OS FILHOS PERDIDOS DOS PAIS DISFUNCIONAIS DE “AS MONTANHAS SE SEPARAM” E “INCOMPREENDIDA”.

 Por Celso Sabadin.

Dizem que coincidências não existem, mas coincidentemente ou não assisti neste final de semanas a dois filmes muito diferentes entre si, mas que mesmo assim acabam tratando de um tema em comum: como as atitudes dos pais determinam – ou não – as trajetórias de seus filhos. O primeiro é “As Montanhas se Separam” e o segundo é “Incompreendida”.

Coproduzido entre China, Japão e França, “As Montanhas se Separam” tem roteiro e direção de Zhangke Jia, o mesmo dos ótimos “Em Busca da Vida” e “Um Toque de Pecado”. Neste seu novo trabalho, Jia mantém seu estilo intimista de desenhar lenta e seguramente os caminhos que pretende seguir nas tramas que desenvolve. Num primeiro momento, ambientado na virada do século 20, centra-se na disputa de dois amigos – um rico e o outro pobre – pela mesma mulher. Mergulha no melodrama, alicerça com firmeza seus personagens, e aproveita o momento histórico do fim do domínio britânico sobre Hong Kong para estabelecer paralelos de mudanças mundiais, sociais e pessoais.  Como sempre acontece em seus filmes, Jia aqui também continua destilando boas doses de estranheza aos apreciadores do cinema ocidental convencional, para o deleite de quem prefere um tipo diferenciado de narrativa que não se importa com personagens que – como na vida – desaparecem no decorrer da trama. Nem com um avião caindo de repente, abrindo espaço para um vasto leque de interpretações.

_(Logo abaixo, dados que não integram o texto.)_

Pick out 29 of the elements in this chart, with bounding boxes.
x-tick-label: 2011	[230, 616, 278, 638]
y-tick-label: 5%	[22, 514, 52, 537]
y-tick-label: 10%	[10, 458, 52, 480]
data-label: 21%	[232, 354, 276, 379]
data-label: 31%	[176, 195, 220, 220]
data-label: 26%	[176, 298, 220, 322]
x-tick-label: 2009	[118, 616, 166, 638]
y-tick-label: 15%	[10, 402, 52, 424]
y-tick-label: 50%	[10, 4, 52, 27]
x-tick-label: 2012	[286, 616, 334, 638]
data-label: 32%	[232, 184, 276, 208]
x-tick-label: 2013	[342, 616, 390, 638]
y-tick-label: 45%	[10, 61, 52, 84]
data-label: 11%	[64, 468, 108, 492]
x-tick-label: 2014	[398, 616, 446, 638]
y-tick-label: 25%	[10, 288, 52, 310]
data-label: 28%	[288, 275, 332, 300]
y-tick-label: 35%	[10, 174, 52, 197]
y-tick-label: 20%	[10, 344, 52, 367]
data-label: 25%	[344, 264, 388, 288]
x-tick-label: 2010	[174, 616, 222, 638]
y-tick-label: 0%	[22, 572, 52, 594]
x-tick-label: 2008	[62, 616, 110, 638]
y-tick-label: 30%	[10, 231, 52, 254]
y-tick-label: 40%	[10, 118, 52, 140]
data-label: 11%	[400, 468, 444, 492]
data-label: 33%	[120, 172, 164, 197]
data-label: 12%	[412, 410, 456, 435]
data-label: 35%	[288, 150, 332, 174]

A última parte do filme se detém na análise de um jovem personagem – significativamente rebatizado como Dólar – filho de um casamento desfeito entre um pai embriagado pelo poder e uma mãe ausente pelas circunstâncias da vida. Retirado de sua terra natal e carregado por seu pai para o Ocidente, Dólar é tão alienado de suas raízes que afirma ser um bebê de proveta. E tão distanciado do próprio pai que só consegue travar com ele algum tipo de comunicação com o auxílio de uma intérprete. Um pai que, desencantado com o ocidente, briga com o Google Translator e reclama da liberdade que agora tem, que lhe permite comprar uma arma, mas não lhe concede o direito de atirar em quem quiser.

É Dólar quem dialoga diretamente com Aria, a personagem principal da produção ítalo-franco-britânca “Incompreendida”. Dirigido por Asia Argento, o filme é bem mais direto e, digamos, mais ocidental que o trabalho de Jia. Com pegada autobiográfica, mostra uma adolescente italiana (Giulia Salerno, um achado) que durante os anos 80 é obrigada a desenvolver um inacreditável jogo de cintura para não sucumbir à loucura do mundo que a rodeia. De um pai famoso a uma mãe que saiu de Woodstock a pé e ainda não voltou, passando por uma professora autoritária e violenta, todo o entorno da garota é povoado por personagens desequilibrados sempre dispostos a rechaçá-la. Ou pelo menos é esta a visão que a menina expõe em sua narrativa coloridíssima e autopiedosa que consegue extrair ternura e bom humor em meio à insanidade. Não é nada difícil traçar um paralelo entre o personagem do filme de Asia e a vida real da diretora Aria, filha do famoso cineasta Dario Argento e da atriz Daria Nicoldi.

Se Dólar, do filme chinês, busca o rompimento com o pai autocrático e projeta a mãe desconhecida na namorada mais velha que lhe empresta segurança, visando assim uma reconexão com o passado perdido, a jovem Asia, cujo único apoio afetivo é um gato de rua, age ela própria como um animalzinho perdido, vagando de porta em porta à procura de algum afago. Dólar deseja o reencontro com a mãe, mas tem medo, e o filme se resolve e se fecha com uma boa dose do conhecido misticismo oriental. Enquanto Asia, quebrando a quarta parede e olhando diretamente para o público, pede que não lhe tenhamos pena, mas sim que a vejamos com mais simpatia, num desfecho latinamente emocional.

Os dois filmes terminam abrindo novas possibilidades e redenções para seus sofridos protagonistas adolescentes. Cada um ao seu estilo, cada um à sua maneira, mas ambos lançando olhares e perspectivas para estas novas gerações que tanto padecem com os erros de pais disfuncionais. Seja na China, na Itália ou aqui na esquina. Mesmo porque, como dizem, pais e mães só mudam de endereço.